Cette citation d’Oscar Wilde n’a peut-être jamais été mieux concrétisée que par le personnage de Ziggy Stardust. David Bowie est d’un naturel timide. Il a certes obtenu un grand succès avec l’album Hunky Dory mais il est encore loin d’être une bête de scène. Il lui faut un via pour exprimer toute l’énergie bouillonnante qui sommeille en lui et la création de cet « extra-terrestre venu sur Terre pour sauver le Rock » va le lui permettre. En incarnant ce héros spatial, il joue un rôle, il peut tout se permettre car il n’a pas à être lui-même et il n’y aura plus de limites à son extraversion.
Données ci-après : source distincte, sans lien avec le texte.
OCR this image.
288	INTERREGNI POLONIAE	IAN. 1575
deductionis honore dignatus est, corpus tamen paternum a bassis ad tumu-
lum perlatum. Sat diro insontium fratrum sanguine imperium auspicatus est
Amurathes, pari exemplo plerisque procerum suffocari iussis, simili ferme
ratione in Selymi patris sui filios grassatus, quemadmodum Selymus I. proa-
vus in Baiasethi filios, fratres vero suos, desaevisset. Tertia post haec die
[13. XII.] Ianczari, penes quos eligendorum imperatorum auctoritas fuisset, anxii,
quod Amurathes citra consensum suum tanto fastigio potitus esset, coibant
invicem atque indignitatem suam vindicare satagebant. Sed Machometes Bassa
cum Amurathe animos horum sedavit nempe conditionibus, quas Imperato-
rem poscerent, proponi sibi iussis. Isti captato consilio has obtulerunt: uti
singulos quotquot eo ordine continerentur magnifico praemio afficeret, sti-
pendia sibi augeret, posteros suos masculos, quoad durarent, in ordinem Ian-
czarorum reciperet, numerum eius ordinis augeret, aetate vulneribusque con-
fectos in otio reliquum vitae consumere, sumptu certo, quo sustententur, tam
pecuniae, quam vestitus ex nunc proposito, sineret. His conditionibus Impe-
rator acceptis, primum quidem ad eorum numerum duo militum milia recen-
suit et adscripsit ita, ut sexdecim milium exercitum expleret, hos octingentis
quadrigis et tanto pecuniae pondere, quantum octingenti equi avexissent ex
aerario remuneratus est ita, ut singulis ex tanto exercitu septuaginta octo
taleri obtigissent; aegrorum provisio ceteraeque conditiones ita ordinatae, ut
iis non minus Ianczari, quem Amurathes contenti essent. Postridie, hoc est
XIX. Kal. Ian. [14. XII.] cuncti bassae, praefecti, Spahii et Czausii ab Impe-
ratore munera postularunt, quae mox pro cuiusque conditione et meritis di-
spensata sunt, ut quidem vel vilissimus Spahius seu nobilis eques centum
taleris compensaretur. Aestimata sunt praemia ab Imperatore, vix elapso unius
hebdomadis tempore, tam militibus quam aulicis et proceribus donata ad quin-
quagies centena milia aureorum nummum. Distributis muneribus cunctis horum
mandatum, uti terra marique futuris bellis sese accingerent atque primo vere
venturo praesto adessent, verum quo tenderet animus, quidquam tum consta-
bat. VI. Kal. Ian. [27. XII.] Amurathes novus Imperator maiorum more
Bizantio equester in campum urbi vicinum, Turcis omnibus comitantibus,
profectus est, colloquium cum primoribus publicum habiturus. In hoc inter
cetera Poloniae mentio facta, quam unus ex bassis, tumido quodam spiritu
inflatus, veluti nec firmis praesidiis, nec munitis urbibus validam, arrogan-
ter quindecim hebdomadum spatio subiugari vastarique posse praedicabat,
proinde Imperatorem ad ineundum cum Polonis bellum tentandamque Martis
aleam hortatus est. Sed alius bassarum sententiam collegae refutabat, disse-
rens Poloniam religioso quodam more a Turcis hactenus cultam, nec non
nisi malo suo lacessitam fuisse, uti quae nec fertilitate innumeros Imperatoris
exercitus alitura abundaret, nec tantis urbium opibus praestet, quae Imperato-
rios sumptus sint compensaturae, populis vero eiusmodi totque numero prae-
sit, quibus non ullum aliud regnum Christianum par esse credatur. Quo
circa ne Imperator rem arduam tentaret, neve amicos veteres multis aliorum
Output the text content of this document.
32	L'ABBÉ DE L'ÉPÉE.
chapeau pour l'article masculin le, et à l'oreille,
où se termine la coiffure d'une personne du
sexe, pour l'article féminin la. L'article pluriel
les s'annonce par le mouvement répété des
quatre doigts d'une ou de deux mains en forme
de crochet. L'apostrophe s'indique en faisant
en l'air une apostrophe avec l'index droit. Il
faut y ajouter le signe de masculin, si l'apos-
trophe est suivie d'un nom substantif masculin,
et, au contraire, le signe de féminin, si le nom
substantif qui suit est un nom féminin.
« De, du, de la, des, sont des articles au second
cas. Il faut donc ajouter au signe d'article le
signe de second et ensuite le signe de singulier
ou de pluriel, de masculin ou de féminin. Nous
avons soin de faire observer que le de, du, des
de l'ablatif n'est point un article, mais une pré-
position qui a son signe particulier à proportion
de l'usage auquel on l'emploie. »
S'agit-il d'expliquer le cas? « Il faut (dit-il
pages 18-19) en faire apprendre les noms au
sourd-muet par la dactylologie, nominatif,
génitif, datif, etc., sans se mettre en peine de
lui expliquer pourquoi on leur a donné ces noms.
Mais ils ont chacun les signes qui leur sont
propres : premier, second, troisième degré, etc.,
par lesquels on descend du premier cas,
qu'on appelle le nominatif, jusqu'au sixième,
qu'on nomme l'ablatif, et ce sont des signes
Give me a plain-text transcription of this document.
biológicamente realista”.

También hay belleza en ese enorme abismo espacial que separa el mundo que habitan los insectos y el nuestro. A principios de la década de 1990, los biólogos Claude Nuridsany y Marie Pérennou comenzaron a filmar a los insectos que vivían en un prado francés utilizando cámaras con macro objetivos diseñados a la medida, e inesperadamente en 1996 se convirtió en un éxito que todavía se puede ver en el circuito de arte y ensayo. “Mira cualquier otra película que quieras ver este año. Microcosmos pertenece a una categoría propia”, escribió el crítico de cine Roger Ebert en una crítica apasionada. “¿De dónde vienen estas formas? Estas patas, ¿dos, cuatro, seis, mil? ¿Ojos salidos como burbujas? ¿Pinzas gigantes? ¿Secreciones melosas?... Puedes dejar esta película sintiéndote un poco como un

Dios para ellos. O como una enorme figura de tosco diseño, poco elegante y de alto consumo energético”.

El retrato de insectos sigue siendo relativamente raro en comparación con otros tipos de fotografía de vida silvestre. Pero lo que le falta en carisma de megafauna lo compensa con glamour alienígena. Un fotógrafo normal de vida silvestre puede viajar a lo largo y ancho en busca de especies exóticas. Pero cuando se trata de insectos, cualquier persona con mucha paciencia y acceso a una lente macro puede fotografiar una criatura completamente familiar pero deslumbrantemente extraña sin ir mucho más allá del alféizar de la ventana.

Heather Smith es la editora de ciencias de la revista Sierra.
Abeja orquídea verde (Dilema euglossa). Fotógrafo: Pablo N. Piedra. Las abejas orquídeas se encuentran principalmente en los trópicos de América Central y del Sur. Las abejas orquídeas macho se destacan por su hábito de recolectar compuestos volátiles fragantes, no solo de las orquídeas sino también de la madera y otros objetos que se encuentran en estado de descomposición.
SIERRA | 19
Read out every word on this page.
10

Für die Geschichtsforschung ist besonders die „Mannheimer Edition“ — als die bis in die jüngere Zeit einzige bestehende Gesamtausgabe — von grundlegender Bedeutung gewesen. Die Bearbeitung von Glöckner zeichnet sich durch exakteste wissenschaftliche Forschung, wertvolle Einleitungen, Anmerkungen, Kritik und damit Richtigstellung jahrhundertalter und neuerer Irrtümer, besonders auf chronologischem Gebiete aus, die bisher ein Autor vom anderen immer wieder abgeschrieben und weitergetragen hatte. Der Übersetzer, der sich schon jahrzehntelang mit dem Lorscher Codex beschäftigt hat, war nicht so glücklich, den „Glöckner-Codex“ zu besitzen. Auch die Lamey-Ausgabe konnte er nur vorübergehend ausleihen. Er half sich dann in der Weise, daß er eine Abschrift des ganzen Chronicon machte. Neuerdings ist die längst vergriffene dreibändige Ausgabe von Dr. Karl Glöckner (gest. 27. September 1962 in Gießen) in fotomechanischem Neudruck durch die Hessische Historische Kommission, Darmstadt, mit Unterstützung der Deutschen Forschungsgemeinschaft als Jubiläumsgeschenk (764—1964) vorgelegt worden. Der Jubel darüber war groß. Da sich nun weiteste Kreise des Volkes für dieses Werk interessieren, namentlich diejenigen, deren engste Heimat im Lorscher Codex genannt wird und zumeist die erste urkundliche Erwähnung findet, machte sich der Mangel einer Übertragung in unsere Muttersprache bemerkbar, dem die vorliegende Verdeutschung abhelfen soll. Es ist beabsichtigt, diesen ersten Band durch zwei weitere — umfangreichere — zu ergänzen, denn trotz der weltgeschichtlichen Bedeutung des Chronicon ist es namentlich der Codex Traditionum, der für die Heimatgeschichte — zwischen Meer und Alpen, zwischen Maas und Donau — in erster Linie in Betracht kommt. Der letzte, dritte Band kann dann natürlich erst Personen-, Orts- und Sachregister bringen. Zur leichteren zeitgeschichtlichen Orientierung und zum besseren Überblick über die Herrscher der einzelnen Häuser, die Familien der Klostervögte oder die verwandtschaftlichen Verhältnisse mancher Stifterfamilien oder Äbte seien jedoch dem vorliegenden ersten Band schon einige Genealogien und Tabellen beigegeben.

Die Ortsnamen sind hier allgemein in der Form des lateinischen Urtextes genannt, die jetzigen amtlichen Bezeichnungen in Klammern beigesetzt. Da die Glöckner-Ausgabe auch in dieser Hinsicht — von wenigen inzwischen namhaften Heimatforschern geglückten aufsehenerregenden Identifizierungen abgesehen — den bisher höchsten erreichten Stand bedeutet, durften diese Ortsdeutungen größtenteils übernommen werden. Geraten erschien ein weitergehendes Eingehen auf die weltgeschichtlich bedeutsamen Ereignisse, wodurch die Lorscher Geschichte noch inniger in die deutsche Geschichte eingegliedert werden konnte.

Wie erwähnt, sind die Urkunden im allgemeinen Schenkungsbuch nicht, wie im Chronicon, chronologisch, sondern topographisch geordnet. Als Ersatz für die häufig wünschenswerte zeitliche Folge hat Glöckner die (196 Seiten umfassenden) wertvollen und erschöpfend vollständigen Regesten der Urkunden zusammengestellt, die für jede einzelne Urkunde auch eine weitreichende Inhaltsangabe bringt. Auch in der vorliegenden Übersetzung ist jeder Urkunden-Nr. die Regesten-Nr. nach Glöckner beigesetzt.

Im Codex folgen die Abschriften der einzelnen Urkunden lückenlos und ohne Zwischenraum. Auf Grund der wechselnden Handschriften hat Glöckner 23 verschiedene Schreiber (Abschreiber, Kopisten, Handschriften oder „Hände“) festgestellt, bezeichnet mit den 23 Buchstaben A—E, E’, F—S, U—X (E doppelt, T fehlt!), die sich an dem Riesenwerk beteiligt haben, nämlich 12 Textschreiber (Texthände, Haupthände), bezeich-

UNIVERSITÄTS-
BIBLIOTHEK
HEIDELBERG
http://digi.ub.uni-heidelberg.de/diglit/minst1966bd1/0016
L’idée en elle-même est hallucinante et a tout pour séduire. Jamais le Rock ne s’était autant approché du théâtre.
L’album Hunky Dory vient donc d’être un succès. Le suivant, The Rise and Fall of Ziggy Stardust and the Spiders from Mars est enregistré dans la foulée et sort le 18 juin 1972. Auparavant, le 22 janvier, Bowie déclare à Michael Watts du Melody Maker qu’il est gay et devient immédiatement un symbole, ce qui créée une grande attente pour l’album suivant. Coup de pub ou déclaration sincère ? Rien n’est simple avec Ziggy Stardust ! La plupart des biographes de Bowie et spécialement son biographe attitré, Jérôme Soligny, pensent que Bowie était tout simplement à voiles et à vapeur à l’époque.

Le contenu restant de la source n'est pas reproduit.